If you run this code the first time please uncomment the lines with "get_hurdat" and "saveRDS".
```{r}
#data <- get_hurdat(basin = c("AL", "EP"))
#saveRDS(data, "data/hurricanesALEP")
data <- readRDS("data/hurricanesALEP")
```
##Manage the dates
```{r}
data$YEAR <- year(data$DateTime)
data$MONTH <- month(data$DateTime)
data$DAY <- day(data$DateTime)
summary(data %>% select(YEAR, MONTH, DAY, Wind, Pressure))
```
## First plot to get an overview of the data
```{r}
# first plot
df = data %>%
group_by(YEAR) %>%
summarise(Distinct_Storms = n_distinct(Key))
p = ggplot(df, aes(x = YEAR, y = Distinct_Storms)) + theme_stata()
p + geom_line(size = 1.1) +
ggtitle("Number of Storms Per Year") +
theme(plot.title = element_text(hjust = 0.5)) +
geom_smooth(method='loess', se = FALSE, formula = y ~ x) +
ylab("Storms")
```
##Categorize storms
Create a new variable which classifies the hurricanes according to windspeed.
```{r}
data$CATEGORY <- sapply(data$Wind, classifyHurricane)
```
## Plot the storms by category
```{r fig.height=20, fig.width=12}
#by category
df = data %>%
filter(grepl("H", CATEGORY)) %>%
group_by(YEAR,CATEGORY) %>%
summarise(Distinct_Storms = n_distinct(Key))
df$CATEGORY = factor(df$CATEGORY)
p = ggplot(df, aes(x = YEAR, y = Distinct_Storms, col = CATEGORY)) + theme_stata()
p + geom_line(size = 1.1) +
scale_color_brewer(direction = -1, palette = "Dark2") +
ggtitle("Number of Storms Per Year By Category (H)") +
theme(plot.title = element_text(hjust = 0.5)) +
facet_wrap(~ CATEGORY, scales = "free_x", ncol = 1) +
geom_smooth(method = 'lm', se = FALSE, col = 'black') +
theme(axis.text.x = element_text(hjust = 1, angle=45), legend.position = 'none') +
ylab('Number of Storms') +
theme(axis.title.y = element_text(margin = margin(t = 0, r = 10, b = 0, l = 0)))
```
## Make a distinct dataset
I also will filter the data. A hurricane in its lifecycle will go through several stages, from tropical storm to a class H1 hurricane to H2 to H1, tropical storm. I want to count each storm only once with its highest ratings.

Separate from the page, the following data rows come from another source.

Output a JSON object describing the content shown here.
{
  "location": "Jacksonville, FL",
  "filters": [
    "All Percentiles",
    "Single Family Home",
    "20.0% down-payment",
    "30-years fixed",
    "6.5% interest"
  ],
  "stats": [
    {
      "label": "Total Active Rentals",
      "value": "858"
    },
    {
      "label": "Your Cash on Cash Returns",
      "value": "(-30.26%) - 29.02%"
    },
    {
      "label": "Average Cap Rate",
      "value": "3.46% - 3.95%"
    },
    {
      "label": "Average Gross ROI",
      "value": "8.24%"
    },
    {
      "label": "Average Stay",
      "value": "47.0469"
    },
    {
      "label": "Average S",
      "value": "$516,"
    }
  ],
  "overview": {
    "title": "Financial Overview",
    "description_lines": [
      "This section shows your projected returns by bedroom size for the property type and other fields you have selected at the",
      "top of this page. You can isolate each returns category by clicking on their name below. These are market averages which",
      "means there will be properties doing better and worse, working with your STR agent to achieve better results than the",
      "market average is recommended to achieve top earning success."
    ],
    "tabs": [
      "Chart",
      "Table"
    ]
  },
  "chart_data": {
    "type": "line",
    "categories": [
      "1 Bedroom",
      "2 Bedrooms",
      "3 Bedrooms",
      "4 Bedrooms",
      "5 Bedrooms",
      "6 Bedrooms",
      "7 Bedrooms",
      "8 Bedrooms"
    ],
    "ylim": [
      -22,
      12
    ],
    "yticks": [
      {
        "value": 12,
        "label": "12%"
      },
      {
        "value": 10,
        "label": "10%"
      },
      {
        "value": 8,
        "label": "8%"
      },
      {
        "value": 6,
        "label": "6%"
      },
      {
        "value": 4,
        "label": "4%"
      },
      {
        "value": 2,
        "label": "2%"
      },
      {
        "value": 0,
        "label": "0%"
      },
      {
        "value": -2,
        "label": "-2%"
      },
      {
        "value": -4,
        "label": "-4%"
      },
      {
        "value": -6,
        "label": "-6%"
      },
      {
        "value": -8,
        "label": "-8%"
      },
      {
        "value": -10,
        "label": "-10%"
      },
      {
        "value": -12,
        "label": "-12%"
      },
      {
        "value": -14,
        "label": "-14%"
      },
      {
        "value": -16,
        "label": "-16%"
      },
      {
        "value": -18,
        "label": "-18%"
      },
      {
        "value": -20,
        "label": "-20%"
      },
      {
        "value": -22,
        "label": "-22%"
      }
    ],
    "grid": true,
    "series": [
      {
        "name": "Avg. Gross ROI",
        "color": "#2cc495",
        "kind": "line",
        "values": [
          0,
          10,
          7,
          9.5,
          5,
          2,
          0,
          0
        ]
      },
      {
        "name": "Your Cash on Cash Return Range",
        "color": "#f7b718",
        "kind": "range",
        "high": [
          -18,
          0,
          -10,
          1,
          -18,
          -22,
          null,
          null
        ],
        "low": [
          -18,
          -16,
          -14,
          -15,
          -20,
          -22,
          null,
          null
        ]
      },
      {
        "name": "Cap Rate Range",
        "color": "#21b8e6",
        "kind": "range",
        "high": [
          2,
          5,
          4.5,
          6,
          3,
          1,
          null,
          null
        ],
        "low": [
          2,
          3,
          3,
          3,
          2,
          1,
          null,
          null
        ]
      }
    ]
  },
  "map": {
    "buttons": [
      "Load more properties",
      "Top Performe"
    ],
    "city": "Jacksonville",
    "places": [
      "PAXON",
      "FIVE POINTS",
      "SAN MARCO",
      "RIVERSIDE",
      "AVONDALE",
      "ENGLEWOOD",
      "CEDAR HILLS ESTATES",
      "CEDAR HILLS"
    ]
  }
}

On my laptop this takes a while, so again, I will save the data for further analysis. This will show us, that in the time frame from 1851 to 2016 a total of 2900 storms have been recorded.
If you run this code the first time please uncomment the lines with "highestClassification4Storm" and "saveRDS".
```{r}
#distinctStormData <- highestClassification4Storm(data)
#saveRDS(distinctStormData, "data/hurricanesALEPAAA")
distinctStormData <- readRDS("data/hurricanesALEPAAA")
summary(distinctStormData)
```
## Plot all distinct storms
```{r}
df = distinctStormData %>%
group_by(YEAR) %>%
summarise(Distinct_Storms = n_distinct(Key))
p = ggplot(df, aes(x = YEAR, y = Distinct_Storms)) + theme_stata()
p + geom_line(size = 1.1) +
ggtitle("Number of distinct Storms Per Year") +
theme(plot.title = element_text(hjust = 0.5)) +
geom_smooth(method = 'loess', se = FALSE, formula = y ~ x) +
ylab('Number of Storms') +
theme(axis.title.y = element_text(margin = margin(t = 0, r = 10, b = 0, l = 0)))
```
## Plot disitinct hurricanes by category
```{r fig.height=20, fig.width=12}
df = distinctStormData %>%
filter(grepl("H", CATEGORY)) %>%
group_by(YEAR,CATEGORY) %>%
summarise(Distinct_Storms = n_distinct(Key))
df$CATEGORY = factor(df$CATEGORY)
p = ggplot(df, aes(x = YEAR, y = Distinct_Storms, col = CATEGORY)) + theme_stata()
p + geom_line(size = 1.1) +
scale_color_brewer(direction = -1, palette = "Dark2") +
ggtitle("Number ofd disitinct Storms Per Year By Category (H)") +
theme(plot.title = element_text(hjust = 0.5)) +
facet_wrap(~CATEGORY, scales = "free_x", ncol = 1) +
geom_smooth(method = 'lm', se = FALSE, col = 'black') +
theme(axis.text.x = element_text(angle=45), legend.position = 'none') +
ylab('Number of Storms') +
theme(axis.title.y = element_text(margin = margin(t = 0, r = 10, b = 0, l = 0)))
```
## Discussion
- Noteworthy to me seem to be two observations:
- the marked increase in overall storm activity from the 1950s
- the increase in category 5 hurricanes. What was once a very event, from the 1990s onward the occurence of a major hurricane became a regular feature of the hurricane season.